Polycystic ovary syndrome (PCOS) is a common hormonal disorder among women. A survey by the All India Institute of Medical Sciences (AIIMS) showed that about 20-25% of women of reproductive age suffer from PCOS in India. Unlike the name suggests though, your ovaries don’t have cysts on/in them if you have this disorder. Of the three key features of PCOS, if you have even two, you have the disorder. The three features are:
- Irregular periods: Which means your ovulation cycle is irregular.
- Polycystic ovaries: When ovaries become enlarged and there are cyst-like fluid-filled sacs in them.

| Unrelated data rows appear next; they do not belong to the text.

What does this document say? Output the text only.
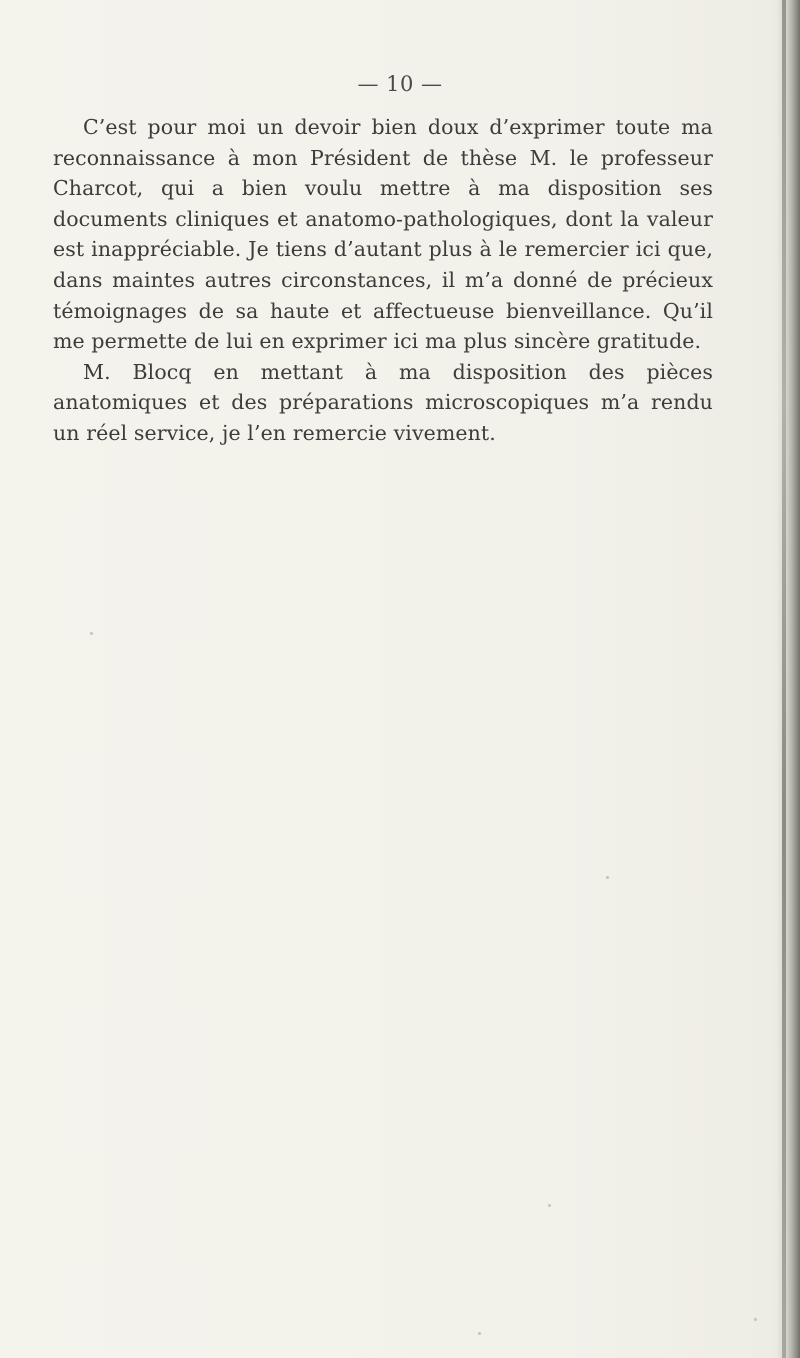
— 10 —

C’est pour moi un devoir bien doux d’exprimer toute ma reconnaissance à mon Président de thèse M. le professeur Charcot, qui a bien voulu mettre à ma disposition ses documents cliniques et anatomo-pathologiques, dont la valeur est inappréciable. Je tiens d’autant plus à le remercier ici que, dans maintes autres circonstances, il m’a donné de précieux témoignages de sa haute et affectueuse bienveillance. Qu’il me permette de lui en exprimer ici ma plus sincère gratitude.

M. Blocq en mettant à ma disposition des pièces anatomiques et des préparations microscopiques m’a rendu un réel service, je l’en remercie vivement.
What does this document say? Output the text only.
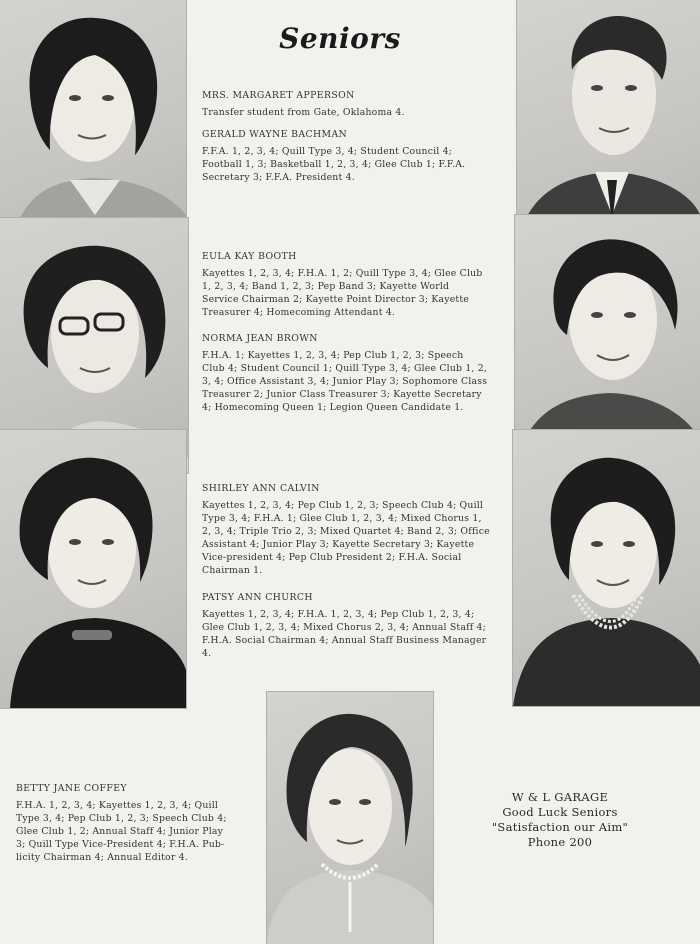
Seniors
MRS. MARGARET APPERSON
Transfer student from Gate, Oklahoma 4.
GERALD WAYNE BACHMAN
F.F.A. 1, 2, 3, 4; Quill Type 3, 4; Student Council 4; Football 1, 3; Basketball 1, 2, 3, 4; Glee Club 1; F.F.A. Secretary 3; F.F.A. President 4.
EULA KAY BOOTH
Kayettes 1, 2, 3, 4; F.H.A. 1, 2; Quill Type 3, 4; Glee Club 1, 2, 3, 4; Band 1, 2, 3; Pep Band 3; Kayette World Service Chairman 2; Kayette Point Director 3; Kayette Treasurer 4; Homecoming Attendant 4.
NORMA JEAN BROWN
F.H.A. 1; Kayettes 1, 2, 3, 4; Pep Club 1, 2, 3; Speech Club 4; Student Council 1; Quill Type 3, 4; Glee Club 1, 2, 3, 4; Office Assistant 3, 4; Junior Play 3; Sophomore Class Treasurer 2; Junior Class Treasurer 3; Kayette Secretary 4; Homecoming Queen 1; Legion Queen Candidate 1.
SHIRLEY ANN CALVIN
Kayettes 1, 2, 3, 4; Pep Club 1, 2, 3; Speech Club 4; Quill Type 3, 4; F.H.A. 1; Glee Club 1, 2, 3, 4; Mixed Chorus 1, 2, 3, 4; Triple Trio 2, 3; Mixed Quartet 4; Band 2, 3; Office Assistant 4; Junior Play 3; Kayette Secretary 3; Kayette Vice-president 4; Pep Club President 2; F.H.A. Social Chairman 1.
PATSY ANN CHURCH
Kayettes 1, 2, 3, 4; F.H.A. 1, 2, 3, 4; Pep Club 1, 2, 3, 4; Glee Club 1, 2, 3, 4; Mixed Chorus 2, 3, 4; Annual Staff 4; F.H.A. Social Chairman 4; Annual Staff Business Manager 4.
BETTY JANE COFFEY
F.H.A. 1, 2, 3, 4; Kayettes 1, 2, 3, 4; Quill Type 3, 4; Pep Club 1, 2, 3; Speech Club 4; Glee Club 1, 2; Annual Staff 4; Junior Play 3; Quill Type Vice-President 4; F.H.A. Publicity Chairman 4; Annual Editor 4.
W & L GARAGE
Good Luck Seniors
"Satisfaction our Aim"
Phone 200
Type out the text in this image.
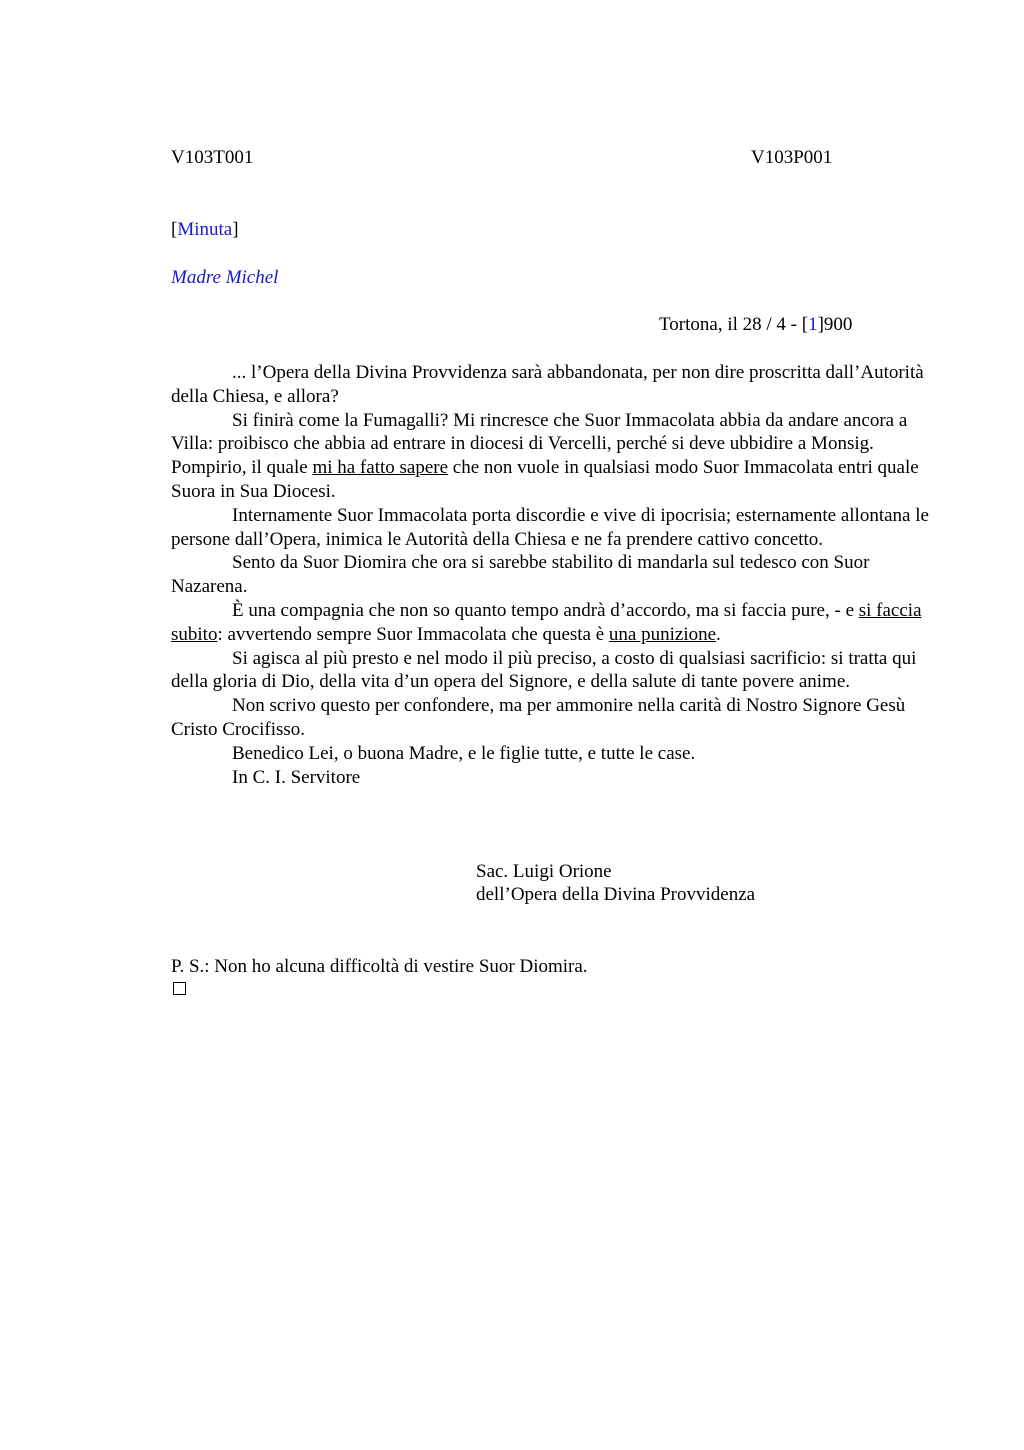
V103T001	V103P001
[Minuta]
Madre Michel
Tortona, il 28 / 4 - [1]900

... l’Opera della Divina Provvidenza sarà abbandonata, per non dire proscritta dall’Autorità della Chiesa, e allora?

Si finirà come la Fumagalli? Mi rincresce che Suor Immacolata abbia da andare ancora a Villa: proibisco che abbia ad entrare in diocesi di Vercelli, perché si deve ubbidire a Monsig. Pompirio, il quale mi ha fatto sapere che non vuole in qualsiasi modo Suor Immacolata entri quale Suora in Sua Diocesi.

Internamente Suor Immacolata porta discordie e vive di ipocrisia; esternamente allontana le persone dall’Opera, inimica le Autorità della Chiesa e ne fa prendere cattivo concetto.

Sento da Suor Diomira che ora si sarebbe stabilito di mandarla sul tedesco con Suor Nazarena.

È una compagnia che non so quanto tempo andrà d’accordo, ma si faccia pure, - e si faccia subito: avvertendo sempre Suor Immacolata che questa è una punizione.

Si agisca al più presto e nel modo il più preciso, a costo di qualsiasi sacrificio: si tratta qui della gloria di Dio, della vita d’un opera del Signore, e della salute di tante povere anime.

Non scrivo questo per confondere, ma per ammonire nella carità di Nostro Signore Gesù Cristo Crocifisso.

Benedico Lei, o buona Madre, e le figlie tutte, e tutte le case.

In C. I. Servitore

Sac. Luigi Orione
dell’Opera della Divina Provvidenza
P. S.: Non ho alcuna difficoltà di vestire Suor Diomira.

- Excess androgen: When there are high levels of androgen, which is also referred to as the male hormone sometimes, in your body.
Symptoms of PCOS
If you notice any of the following, you should consult a doctor about getting checked for PCOS:
- Weight gain, especially around the waist
- Irregular, missed or no periods
- Thinning or loss of hair from the scalp
- Excessive hair growth on the face, back or chest
- Oily skin or acne
- Pelvic pain
In the best-case scenario, you can get an early diagnosis and make the necessary changes to control the condition. But in other situations, it can lead to complications like infertility, type 2 diabetes, miscarriage, preterm birth, metabolic syndrome, sleep apnea and depression.
Treatment of PCOS
There is no known cause for PCOS and no cure yet either. Once diagnosed through a pelvic exam, blood tests or a lower abdomen ultrasound, your doctor may prescribe medicines that help you manage the condition. Since it is largely considered a lifestyle disorder it can be helped by diet and lifestyle changes:
1. Exercising regularly: Being physically active has many health benefits, including helping you avoid obesity (which is often associated with PCOS) and regulate your hormones.
2. Managing weight: A large percentage of women who have PCOS are overweight. Is it said that even reducing your weight by 5% could help reduce some of the symptoms.
3. Eating better: PCOS is often accompanied by insulin resistance - which means your body can’t process insulin as it should, leading to excessive insulin production and, in turn, fluctuations in blood sugar levels. Reducing your sugar and carb intake can help regulate this.